Scaffolding has been utilised for decades in the world of construction, forming safe and flexible platforms from which workers have navigated and built countless towering constructs. However, once the build its complete and everyone has been sent home, what happens to the leftovers? Commercial scaffolding can generally be reused in a variety of applications, but one part of the build that generally cannot be reused is the wooden boards that are mounted between the scaffolding, creating the walkways and paths that make modern construction possible.
However, wood is a dependably reusable material, so once the project is finished there are several ways these planks can, and have, been reused. Below, we’ll examine some of the more obvious options, which might hopefully ignite some inspiration within anyone looking to repurpose reclaimed scaffold board wood that might otherwise end up on the scrap heap.
Shelving - Reclaimed scaffold board is the perfect width for more substantial shelving and as it’s been manufactured to withstand burly construction workers it is more than capable of handling your plates, cooking equipment and assorted gods. With a little makeover (sanding and varnishing can give any old piece of wood a stunning new lease of life) you’ll be left with a useable and unique piece of wood that can comfortably hold just about anything. It can also help bring that rustic ‘cottage’ look to any modern home with minimal effort and make a genuine ‘statement’ for a very minor initial cost.
Gardening - Wood is naturally at home in the garden and scaffolding boards are made from a particularly strong and sturdy wood that can be used in all manner of gardening projects. As it’s boarding that was designed to be walked over, it makes ideal and affordable decking. Scaffold boards are also wider than conventional decking so you’ll need less of them to fill the space and the results will be far more subtle and natural-looking than generic decking bought from a local hardware store. With a little creative flair, you could also use scaffold board to build some rustic garden planters and bring new life out of something that would otherwise have been thrown away.

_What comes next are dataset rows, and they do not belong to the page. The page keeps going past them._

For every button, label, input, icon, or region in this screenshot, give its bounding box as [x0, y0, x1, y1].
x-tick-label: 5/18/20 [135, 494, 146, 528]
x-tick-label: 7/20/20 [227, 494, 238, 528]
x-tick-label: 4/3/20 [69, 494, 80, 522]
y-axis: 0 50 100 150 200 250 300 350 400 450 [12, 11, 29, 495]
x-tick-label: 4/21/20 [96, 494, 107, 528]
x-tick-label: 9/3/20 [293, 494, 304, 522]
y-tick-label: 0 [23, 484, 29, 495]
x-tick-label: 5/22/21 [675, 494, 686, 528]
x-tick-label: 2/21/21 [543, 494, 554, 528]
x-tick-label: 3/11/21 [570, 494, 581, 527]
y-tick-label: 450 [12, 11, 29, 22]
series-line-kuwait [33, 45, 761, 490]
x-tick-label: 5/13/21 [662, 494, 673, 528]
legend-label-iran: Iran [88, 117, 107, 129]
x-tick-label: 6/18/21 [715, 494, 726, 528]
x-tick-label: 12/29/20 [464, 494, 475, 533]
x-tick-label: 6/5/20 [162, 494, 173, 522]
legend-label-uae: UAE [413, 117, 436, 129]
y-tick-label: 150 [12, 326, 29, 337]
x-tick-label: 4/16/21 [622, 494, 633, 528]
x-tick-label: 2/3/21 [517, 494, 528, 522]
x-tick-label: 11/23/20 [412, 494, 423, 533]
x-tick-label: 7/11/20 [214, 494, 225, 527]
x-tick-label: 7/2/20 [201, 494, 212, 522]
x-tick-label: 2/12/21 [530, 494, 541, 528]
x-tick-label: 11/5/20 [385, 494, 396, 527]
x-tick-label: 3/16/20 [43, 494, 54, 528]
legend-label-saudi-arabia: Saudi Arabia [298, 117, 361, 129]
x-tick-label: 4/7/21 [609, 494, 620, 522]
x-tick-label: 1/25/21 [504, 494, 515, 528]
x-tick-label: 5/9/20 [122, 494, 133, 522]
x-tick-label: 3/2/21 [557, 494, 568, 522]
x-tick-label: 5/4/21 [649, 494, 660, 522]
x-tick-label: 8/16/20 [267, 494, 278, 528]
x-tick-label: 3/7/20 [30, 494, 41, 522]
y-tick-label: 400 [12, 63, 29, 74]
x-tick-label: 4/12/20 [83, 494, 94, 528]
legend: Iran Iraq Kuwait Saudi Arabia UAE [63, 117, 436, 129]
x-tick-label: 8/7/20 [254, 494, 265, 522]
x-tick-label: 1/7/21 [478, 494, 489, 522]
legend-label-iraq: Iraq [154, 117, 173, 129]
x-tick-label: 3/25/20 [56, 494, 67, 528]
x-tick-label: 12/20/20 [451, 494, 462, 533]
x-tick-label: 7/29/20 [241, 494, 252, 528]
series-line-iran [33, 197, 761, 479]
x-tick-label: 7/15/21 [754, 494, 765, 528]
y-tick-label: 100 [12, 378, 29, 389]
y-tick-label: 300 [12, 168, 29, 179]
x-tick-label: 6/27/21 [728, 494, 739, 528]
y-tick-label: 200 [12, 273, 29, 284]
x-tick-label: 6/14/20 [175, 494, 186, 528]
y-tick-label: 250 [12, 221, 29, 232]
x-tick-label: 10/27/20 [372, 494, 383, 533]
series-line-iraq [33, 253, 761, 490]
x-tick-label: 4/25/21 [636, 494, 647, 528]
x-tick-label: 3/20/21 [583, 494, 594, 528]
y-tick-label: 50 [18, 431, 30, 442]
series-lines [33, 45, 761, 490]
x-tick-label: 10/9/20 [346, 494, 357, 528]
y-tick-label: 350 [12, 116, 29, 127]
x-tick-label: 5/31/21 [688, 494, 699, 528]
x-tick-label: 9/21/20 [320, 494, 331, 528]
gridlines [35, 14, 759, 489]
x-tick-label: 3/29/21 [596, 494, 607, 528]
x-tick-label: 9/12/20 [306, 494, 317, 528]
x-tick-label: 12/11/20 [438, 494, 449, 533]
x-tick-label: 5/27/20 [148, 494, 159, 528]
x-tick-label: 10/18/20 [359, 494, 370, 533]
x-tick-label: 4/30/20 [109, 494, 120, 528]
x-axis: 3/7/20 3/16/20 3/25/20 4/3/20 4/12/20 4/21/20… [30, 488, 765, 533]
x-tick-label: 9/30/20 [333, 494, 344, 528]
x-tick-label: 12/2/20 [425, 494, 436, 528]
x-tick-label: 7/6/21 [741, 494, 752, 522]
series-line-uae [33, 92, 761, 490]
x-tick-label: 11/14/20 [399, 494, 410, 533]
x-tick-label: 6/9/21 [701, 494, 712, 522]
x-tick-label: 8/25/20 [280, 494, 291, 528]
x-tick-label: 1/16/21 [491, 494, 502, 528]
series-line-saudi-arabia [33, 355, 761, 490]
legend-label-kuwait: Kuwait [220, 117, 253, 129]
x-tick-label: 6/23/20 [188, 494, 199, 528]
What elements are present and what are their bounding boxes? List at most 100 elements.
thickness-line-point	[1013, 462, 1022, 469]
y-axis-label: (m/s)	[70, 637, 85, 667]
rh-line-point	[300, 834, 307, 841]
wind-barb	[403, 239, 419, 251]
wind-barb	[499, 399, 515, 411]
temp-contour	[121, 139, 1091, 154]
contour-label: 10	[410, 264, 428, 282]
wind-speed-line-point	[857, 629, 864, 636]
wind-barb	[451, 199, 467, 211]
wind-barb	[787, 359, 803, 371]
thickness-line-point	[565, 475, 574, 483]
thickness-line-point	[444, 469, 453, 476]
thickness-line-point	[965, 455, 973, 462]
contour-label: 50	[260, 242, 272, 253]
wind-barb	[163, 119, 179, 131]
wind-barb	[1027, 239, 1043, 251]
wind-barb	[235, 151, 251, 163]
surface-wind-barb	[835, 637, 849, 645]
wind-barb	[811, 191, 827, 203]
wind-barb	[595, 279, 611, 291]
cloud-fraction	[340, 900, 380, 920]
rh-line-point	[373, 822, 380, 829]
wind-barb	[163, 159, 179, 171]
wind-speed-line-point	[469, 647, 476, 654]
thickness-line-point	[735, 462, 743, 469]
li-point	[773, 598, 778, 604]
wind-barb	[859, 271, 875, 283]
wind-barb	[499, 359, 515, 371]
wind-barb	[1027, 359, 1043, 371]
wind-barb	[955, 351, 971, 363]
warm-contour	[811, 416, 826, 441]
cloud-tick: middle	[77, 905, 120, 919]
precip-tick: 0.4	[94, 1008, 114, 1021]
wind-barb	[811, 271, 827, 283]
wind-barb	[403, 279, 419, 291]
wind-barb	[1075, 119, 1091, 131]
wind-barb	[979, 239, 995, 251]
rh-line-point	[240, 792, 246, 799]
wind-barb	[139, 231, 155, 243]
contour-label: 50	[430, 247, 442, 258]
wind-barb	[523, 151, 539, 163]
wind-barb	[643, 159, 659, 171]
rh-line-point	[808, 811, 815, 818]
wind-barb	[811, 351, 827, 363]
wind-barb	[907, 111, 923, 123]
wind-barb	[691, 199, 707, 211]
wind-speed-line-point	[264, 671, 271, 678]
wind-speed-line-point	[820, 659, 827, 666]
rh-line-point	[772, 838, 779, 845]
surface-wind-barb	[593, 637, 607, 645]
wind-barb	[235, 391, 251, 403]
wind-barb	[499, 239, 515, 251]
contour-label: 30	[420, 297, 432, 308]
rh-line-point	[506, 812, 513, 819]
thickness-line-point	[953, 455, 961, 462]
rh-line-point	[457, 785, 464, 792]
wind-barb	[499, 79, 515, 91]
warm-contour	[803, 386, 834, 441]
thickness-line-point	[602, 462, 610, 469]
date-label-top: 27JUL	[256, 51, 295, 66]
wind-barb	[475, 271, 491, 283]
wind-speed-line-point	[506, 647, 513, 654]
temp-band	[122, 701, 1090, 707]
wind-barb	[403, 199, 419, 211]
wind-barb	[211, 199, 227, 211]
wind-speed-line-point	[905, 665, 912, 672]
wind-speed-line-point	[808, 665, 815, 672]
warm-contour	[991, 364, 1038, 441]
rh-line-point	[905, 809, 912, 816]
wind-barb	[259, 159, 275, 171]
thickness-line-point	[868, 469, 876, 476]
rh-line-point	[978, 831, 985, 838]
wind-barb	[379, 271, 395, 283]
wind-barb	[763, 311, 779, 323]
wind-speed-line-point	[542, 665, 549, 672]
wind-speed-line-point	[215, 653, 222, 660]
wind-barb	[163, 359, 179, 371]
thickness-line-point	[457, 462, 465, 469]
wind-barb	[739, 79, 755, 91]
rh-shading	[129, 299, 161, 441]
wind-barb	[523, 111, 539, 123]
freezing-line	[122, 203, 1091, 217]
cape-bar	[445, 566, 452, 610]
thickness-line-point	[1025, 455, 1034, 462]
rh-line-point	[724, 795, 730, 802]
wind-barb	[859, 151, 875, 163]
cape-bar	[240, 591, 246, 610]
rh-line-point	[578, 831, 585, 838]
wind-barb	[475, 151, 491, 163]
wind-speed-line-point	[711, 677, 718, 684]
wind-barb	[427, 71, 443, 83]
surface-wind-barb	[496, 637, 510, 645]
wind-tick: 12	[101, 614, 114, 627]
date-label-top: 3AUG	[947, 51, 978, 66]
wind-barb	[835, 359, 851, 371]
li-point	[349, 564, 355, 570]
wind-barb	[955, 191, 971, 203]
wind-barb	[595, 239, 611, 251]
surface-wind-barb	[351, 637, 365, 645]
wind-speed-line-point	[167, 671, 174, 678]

Furniture - Upcycled furniture is all the rage right now amongst the kind of people who like to share every minute facet of their lives on Instagram. However, just because it’s a current hipster trend that doesn’t necessarily make it a bad idea. After all, hipsters also love craft beer and street food. Once again due to its strength and natural character, scaffolding board is ideally suited as a building material for boutique furniture. Coffee tables and benches are an obvious fit, but with enough ambition, you could quite feasibly use it to build anything from a door to a bathroom cabinet. Some enterprising carpenters have even been known to build dining room tables out of scaffold boards. It’s also wonderful as a work surface when used in the kitchen. It will take a lot of sanding and staining to get the desired effect, but the results might just astound you.
Reclaimed scaffold boards can often be purchased directly from your local scaffolding supplier. Simply give them a call and ask if they have any used boards that they’re looking to get rid of. You might be able to get a cracking deal. Indeed, if they are particularly wealthy with boards they might even decide to give you them free of charge! Failing that, you could always check out online auction sites like eBay and sites like Gumtree or even Freecycle. You can also, of course, buy scaffold boards brand new from most major hardware stores, but why buy new for an inflated price when you can bring fresh life to an old board instead?